Trotz der außergewöhnlichen Wetterlage mit Temperaturen von über 40 °C blieb das Einsatzaufkommen im Zuständigkeitsbereich der Regionalleitstelle Brandenburg insgesamt auf einem erwartbaren Niveau.
Eine signifikante, unmittelbar hitzebedingte Zunahme der Einsätze konnte im Betrachtungszeitraum nicht festgestellt werden.
Nach Einschätzung der Regionalleitstelle haben viele Bürgerinnen und Bürger die ausgesprochenen Hitzewarnungen beachtet und ihr Verhalten den außergewöhnlichen Witterungsbedingungen angepasst. Dies dürfte dazu beigetragen haben, dass ein deutlicher Anstieg des Einsatzgeschehens ausblieb.
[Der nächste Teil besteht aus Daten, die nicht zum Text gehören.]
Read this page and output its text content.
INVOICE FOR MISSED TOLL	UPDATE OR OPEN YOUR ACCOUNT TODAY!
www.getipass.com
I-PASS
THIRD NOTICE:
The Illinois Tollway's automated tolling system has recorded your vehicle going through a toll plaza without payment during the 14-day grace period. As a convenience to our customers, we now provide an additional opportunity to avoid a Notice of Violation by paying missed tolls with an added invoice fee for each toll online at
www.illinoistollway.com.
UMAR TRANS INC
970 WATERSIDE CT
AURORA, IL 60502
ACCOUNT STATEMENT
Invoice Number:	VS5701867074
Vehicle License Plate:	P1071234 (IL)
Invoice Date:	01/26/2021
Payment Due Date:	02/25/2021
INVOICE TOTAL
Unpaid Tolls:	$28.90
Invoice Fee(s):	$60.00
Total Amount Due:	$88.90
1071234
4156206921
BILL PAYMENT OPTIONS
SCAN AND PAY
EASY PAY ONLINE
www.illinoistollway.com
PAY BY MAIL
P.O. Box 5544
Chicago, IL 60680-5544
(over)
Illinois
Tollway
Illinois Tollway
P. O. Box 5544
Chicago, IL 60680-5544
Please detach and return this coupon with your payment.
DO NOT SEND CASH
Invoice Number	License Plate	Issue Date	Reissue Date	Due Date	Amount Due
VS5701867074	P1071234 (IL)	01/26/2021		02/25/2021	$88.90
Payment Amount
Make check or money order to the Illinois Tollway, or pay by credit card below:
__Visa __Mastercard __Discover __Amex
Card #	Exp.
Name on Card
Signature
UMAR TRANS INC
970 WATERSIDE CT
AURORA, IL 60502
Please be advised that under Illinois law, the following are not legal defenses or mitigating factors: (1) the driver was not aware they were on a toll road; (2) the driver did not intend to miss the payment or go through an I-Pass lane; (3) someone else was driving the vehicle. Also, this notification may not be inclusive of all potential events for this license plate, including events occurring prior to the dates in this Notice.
Im Bereich der Feuerwehr war hingegen eine erhöhte Anzahl an Vegetationsbränden zu verzeichnen. Einsatzschwerpunkt war der größere Waldbrand bei Wollin, der einen umfangreichen Feuerwehreinsatz erforderte.
Darüber hinaus kam es infolge der anhaltenden Hitze zu Schäden an der Verkehrsinfrastruktur, insbesondere auf der Bundesautobahn 2. Diese Ereignisse führten jedoch zu keinen nennenswerten Folgeeinsätzen für die Regionalleitstelle Brandenburg.
Insgesamt zeigt die Einsatzbilanz, dass sich die außergewöhnliche Hitzelage vor allem in einem erhöhten Aufkommen von Vegetationsbränden widerspiegelte, während das Gesamteinsatzaufkommen im Vergleich zu einem üblichen Sommerwochenende weitgehend stabil blieb.